Ni Hérode, ni Pilate, ni le Sanhédrin ne parviennent à établir une faute ou un crime politique de la part de Jésus. Il est objectivement jugé innocent et sans dangers pour les pouvoirs en place.  L’unique accusation juridiquement établie est celle de blasphème, donc religieuse. Pourtant, le motif de sa condamnation sera officiellement politique : « le roi des juifs » !  Comment en est-on arrivé là ? Qu’est-ce que cela signifie ?

  • L’enjeu du procès est donc bien religieux ! 

Il s’agit pour la Foule de choisir entre le Messie d’un Dieu qui se propose par la force de la vérité dans l’amour, ou le Messie qui s’impose dans le concret de l’existence par la force et la violence. Finalement, la question se pose en terme de « pouvoir à exercer ».

D’un coté, les grands prêtres qui s’efforcent de conserver leur pouvoir religieux ; Pilate qui s’efforce de préserver le sien d’un éventuel désaveu de l’empereur ; Hérode qui s’efforce aussi de préserver le sien en ménageant l’autorité romaine ; la foule qui, à travers Barrabas, choisit la possibilité de retrouver un pouvoir sur la réalité historique.

De l’autre Jésus qui dissocie le religieux du temporel et renonce à exercer une influence autrement que par la Parole de vérité et l’amour concrètement manifesté.

Dans le compte rendu du procès que nous font les évangiles, Jésus nous révèle le visage d’un Dieu qui se laisse dépouiller de tout pouvoir terrestre jusqu’à se laisser anéantir. La flagellation comme condamnation pénale exprime le refus d’un Dieu qui n’est pas conforme aux représentations que nous en avons : Tout-puissant, triomphant, dominateur. Le Christ nous révèle un Dieu qui intervient, non pas avec la puissance de celui qui s’impose ou qui écrase, mais de celui qui se fait vulnérable et fragile.

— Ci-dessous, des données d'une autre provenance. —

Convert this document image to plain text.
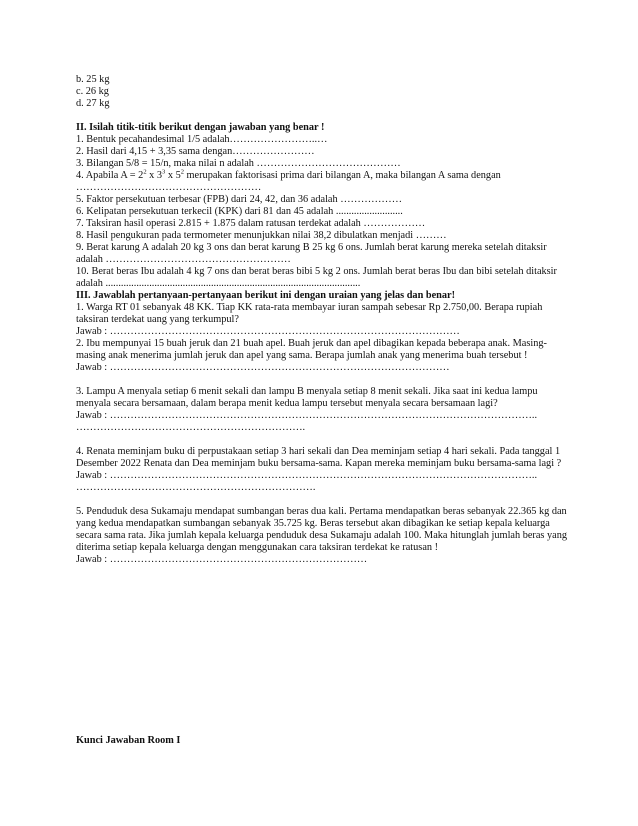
b. 25 kg
c. 26 kg
d. 27 kg
II. Isilah titik-titik berikut dengan jawaban yang benar !
1. Bentuk pecahandesimal 1/5 adalah……………………..…
2. Hasil dari 4,15 + 3,35 sama dengan……………………
3. Bilangan 5/8 = 15/n, maka nilai n adalah ……………………………………
4. Apabila $A = 2^2$ x $3^3$ x $5^2$ merupakan faktorisasi prima dari bilangan A, maka bilangan A sama dengan
………………………………………………
5. Faktor persekutuan terbesar (FPB) dari 24, 42, dan 36 adalah ………………
6. Kelipatan persekutuan terkecil (KPK) dari 81 dan 45 adalah ..........................
7. Taksiran hasil operasi 2.815 + 1.875 dalam ratusan terdekat adalah ………………
8. Hasil pengukuran pada termometer menunjukkan nilai 38,2 dibulatkan menjadi ………
9. Berat karung A adalah 20 kg 3 ons dan berat karung B 25 kg 6 ons. Jumlah berat karung mereka setelah ditaksir adalah ………………………………………………
10. Berat beras Ibu adalah 4 kg 7 ons dan berat beras bibi 5 kg 2 ons. Jumlah berat beras Ibu dan bibi setelah ditaksir adalah ...................................................................................................
III. Jawablah pertanyaan-pertanyaan berikut ini dengan uraian yang jelas dan benar!
1. Warga RT 01 sebanyak 48 KK. Tiap KK rata-rata membayar iuran sampah sebesar Rp 2.750,00. Berapa rupiah taksiran terdekat uang yang terkumpul?
Jawab : …………………………………………………………………………………………
2. Ibu mempunyai 15 buah jeruk dan 21 buah apel. Buah jeruk dan apel dibagikan kepada beberapa anak. Masing-masing anak menerima jumlah jeruk dan apel yang sama. Berapa jumlah anak yang menerima buah tersebut !
Jawab : ………………………………………………………………………………………
3. Lampu A menyala setiap 6 menit sekali dan lampu B menyala setiap 8 menit sekali. Jika saat ini kedua lampu menyala secara bersamaan, dalam berapa menit kedua lampu tersebut menyala secara bersamaan lagi?
Jawab : ……………………………………………………………………………………………………………..
………………………………………………………….
4. Renata meminjam buku di perpustakaan setiap 3 hari sekali dan Dea meminjam setiap 4 hari sekali. Pada tanggal 1 Desember 2022 Renata dan Dea meminjam buku bersama-sama. Kapan mereka meminjam buku bersama-sama lagi ?
Jawab : ……………………………………………………………………………………………………………..
…………………………………………………………….
5. Penduduk desa Sukamaju mendapat sumbangan beras dua kali. Pertama mendapatkan beras sebanyak 22.365 kg dan yang kedua mendapatkan sumbangan sebanyak 35.725 kg. Beras tersebut akan dibagikan ke setiap kepala keluarga secara sama rata. Jika jumlah kepala keluarga penduduk desa Sukamaju adalah 100. Maka hitunglah jumlah beras yang diterima setiap kepala keluarga dengan menggunakan cara taksiran terdekat ke ratusan !
Jawab : …………………………………………………………………
Kunci Jawaban Room I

  • La flagellation et le Règne

Le règne de Jésus est donc non violent, non agressif, et sans prétention terrestre. Son Royaume n’est pas de ce monde. Ce règne s’exerce par la Vérité, comme cela est dit à Pilate. Et la vérité dont il s’agit, c’est le projet de Dieu qui dévoile ce qu’est la vocation de l’Homme. Celle d’être un Fils appelé à cheminer vers son Père pour être comblé par lui. Un règne qui relativise nos espoirs humains pour nous orienter vers l’Espérance offerte par Dieu. Le Christ nous indique que le Royaume véritable n’est pas celui que nous pourrions construire par nos propres mains, que l’Homme n’a pas le pouvoir de satisfaire par lui-même à l’amour en vue duquel il est créé. L’Homme est créé par Dieu pour être comblé d’une tendresse illimitée, infinie, au regard de laquelle tout pouvoir humain est limité et donc relatif.

Le Christ flagellé, c’est-à-dire réduit à l’impuissance face au pouvoir des hommes nous redit que l’essentiel n’est pas dans ce que l’on maîtrise, que l’on acquiert et que l’on construit par nos propres forces, mais dans ce qui ce reçoit, en toute gratuité, car il s’agit de l’amour de Dieu. La flagellation, comme inauguration de la croix nous révèle un Christ vulnérable, renonçant à tout pouvoir sur lui-même, à tout pouvoir qui s’imposerait aux autres, un Messie réduit à une attitude d’accueil, tributaire du don de Dieu.